Soldiers transition to civilian workforce
October 11, 2012
FORT SILL, Okla.-- The Army's troop strength is shrinking as the war in Afghanistan winds down, and many Soldiers face leaving the military and entering the civilian job market at a time when good jobs are hard to find.
To help military personnel who are leaving the service, the Army Career and Alumni Program held a hiring event in September. The event brought Soldiers looking for jobs together with companies seeking to hire new employees.
"That's the hardest part, getting an employer connected to the right Soldier, because they don't understand each other, don't speak the same languages. That's what we focus on with events like this," said George Hubbard, ACAP contractor installation manager. "Even with sequestration coming next year and the economy not being so good right now, there is still a demand for quality Soldiers and their family members. We just want to match the demand with the supply."
Soldiers were encouraged to sign up ahead of time, entering their personal information to narrow their job searches. Most of the Soldiers were pre-registered, and even those who weren't could sign up at the job fair, according to Jaquetta Bowden, ACAP counselor.
"I think some of them weren't showing up on the registration list, because it was run before some of them signed up," Bowden said. "Most of them were able to log in when they got here. It's important for them to indicate their job interests, because that pairs them with the right company when they go to the event."

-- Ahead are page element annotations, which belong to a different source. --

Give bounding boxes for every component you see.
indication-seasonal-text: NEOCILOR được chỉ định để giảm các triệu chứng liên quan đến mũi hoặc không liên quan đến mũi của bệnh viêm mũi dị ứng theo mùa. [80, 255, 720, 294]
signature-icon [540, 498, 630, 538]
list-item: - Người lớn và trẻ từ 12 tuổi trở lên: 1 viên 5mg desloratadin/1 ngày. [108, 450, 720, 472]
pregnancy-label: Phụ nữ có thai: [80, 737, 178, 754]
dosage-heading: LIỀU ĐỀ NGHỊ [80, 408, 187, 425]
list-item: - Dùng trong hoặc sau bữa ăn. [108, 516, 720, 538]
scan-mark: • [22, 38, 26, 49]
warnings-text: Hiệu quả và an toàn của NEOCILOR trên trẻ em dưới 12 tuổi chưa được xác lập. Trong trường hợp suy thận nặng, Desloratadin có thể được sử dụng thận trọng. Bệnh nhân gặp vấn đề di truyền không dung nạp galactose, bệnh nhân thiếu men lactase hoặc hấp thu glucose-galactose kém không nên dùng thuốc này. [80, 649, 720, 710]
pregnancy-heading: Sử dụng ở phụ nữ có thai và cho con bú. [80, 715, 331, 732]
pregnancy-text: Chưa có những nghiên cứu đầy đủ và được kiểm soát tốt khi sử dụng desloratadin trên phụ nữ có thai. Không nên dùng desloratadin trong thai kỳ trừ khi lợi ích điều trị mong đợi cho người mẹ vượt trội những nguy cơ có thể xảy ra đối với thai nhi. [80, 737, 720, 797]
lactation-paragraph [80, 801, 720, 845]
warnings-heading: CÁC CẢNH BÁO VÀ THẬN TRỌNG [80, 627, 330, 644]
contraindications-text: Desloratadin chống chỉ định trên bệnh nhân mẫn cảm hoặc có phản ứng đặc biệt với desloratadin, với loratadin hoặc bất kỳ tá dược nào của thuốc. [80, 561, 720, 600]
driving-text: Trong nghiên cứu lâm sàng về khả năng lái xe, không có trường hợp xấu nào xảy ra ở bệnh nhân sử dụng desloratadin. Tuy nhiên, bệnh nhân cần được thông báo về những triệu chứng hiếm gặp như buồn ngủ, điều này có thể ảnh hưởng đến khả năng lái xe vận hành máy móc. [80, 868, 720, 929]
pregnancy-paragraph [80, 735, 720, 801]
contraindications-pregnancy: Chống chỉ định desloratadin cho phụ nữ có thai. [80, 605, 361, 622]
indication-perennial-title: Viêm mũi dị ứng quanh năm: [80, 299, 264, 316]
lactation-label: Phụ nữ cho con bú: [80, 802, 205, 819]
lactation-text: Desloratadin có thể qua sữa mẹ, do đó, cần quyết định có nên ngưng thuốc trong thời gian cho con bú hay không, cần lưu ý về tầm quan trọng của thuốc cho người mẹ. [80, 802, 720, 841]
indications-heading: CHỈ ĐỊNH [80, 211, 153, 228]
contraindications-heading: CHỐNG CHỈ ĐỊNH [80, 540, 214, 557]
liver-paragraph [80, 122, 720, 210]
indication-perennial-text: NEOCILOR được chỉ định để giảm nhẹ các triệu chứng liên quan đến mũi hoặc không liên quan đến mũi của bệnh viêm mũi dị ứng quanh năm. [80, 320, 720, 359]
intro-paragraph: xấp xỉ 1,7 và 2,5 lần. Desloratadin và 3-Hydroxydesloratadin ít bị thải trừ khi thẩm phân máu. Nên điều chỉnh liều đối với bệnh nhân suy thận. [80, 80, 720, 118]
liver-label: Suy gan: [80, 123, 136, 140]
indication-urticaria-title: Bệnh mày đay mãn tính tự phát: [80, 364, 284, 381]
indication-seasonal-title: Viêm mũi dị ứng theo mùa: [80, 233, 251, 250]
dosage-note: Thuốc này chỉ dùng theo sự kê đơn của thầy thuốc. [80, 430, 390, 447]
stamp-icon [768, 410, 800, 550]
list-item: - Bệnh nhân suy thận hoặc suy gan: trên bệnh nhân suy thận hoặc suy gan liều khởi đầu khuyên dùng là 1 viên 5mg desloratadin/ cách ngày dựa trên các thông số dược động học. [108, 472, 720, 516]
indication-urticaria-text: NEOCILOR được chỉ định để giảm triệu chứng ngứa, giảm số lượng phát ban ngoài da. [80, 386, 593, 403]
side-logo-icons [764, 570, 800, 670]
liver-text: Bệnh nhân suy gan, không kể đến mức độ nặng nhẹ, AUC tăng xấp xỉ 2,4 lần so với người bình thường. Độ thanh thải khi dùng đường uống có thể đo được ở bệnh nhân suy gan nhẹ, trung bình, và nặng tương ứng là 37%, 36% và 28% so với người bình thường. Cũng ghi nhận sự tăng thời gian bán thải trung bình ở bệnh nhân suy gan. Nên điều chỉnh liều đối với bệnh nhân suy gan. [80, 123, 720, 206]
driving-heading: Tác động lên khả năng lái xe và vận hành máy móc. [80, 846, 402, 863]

Hubbard said the hiring event featured 28 companies and agencies, such as Northrop Grumman, Raytheon, Goodyear, the Texas Department of Corrections and others.
"The companies we are working with have jobs that run the gamut - leaders, managers, supervisors, computer specialists, truck drivers and mechanics, you name it they are looking for it," Hubbard said.
There were also representatives from a number of colleges and universities present for Soldiers who want to go to school after their service is over.
Spc. Tony Coronado, B Company, 100th Brigade Support Battalion, was especially interested in attending the hiring event. He will soon be getting out of the Army after 15 years of service.
"I'm looking for something in logistics. There is actually a company that I have applied with, and they are at this job fair. I didn't know they were going to be here, so I am going to go to their booth and talk to them for a while," Coronado said. He was excited about transferring the skills he learned while in the Army to a civilian job.
Other Soldiers were eager to find a new job outside the military.
"I retired last week, and after a week my wife told me to go look for a job. So I came to the job fair," said retired Sgt. 1st Class Paul White. "I was in the 31st Air Defense Artillery Brigade, working with Patriot missiles. There are not a whole lot of civilian job equivalents to working with Patriots, but my other assets are that I was a sergeant first class and I've had experience managing adults."
"We see about 200 to 300 Soldiers a month who are getting out of the Army and looking for jobs. It may be growing soon, but we really don't know yet," Hubbard said. "Our program is being beefed up here at Fort Sill. There are new classes that ACAP is going to be teaching, and the Department of Labor is teaching new classes, as well as the Veterans Affairs office. So it's becoming more robust.
"ACAP is not a job broker, or anything like that. Our mission is to train Soldiers in the job search process; help them put together their resumes, learn how to interview, how to search for jobs on the Internet and find these companies. Then, we teach them how to connect with those companies that have jobs and are looking for somebody of their caliber, that have the same strengths, skills and abilities they have," he said.
ACAP is planning to host more job fairs, with the next one planned for November. He believes these hiring events help Soldiers who are just getting out, as well as those who may not leave the military for another year.
"They're getting to meet some potential employers and experience what the job search process is all about. Even those who aren't getting out for a year or so find it valuable. It's a real good learning opportunity for these Soldiers," Hubbard said.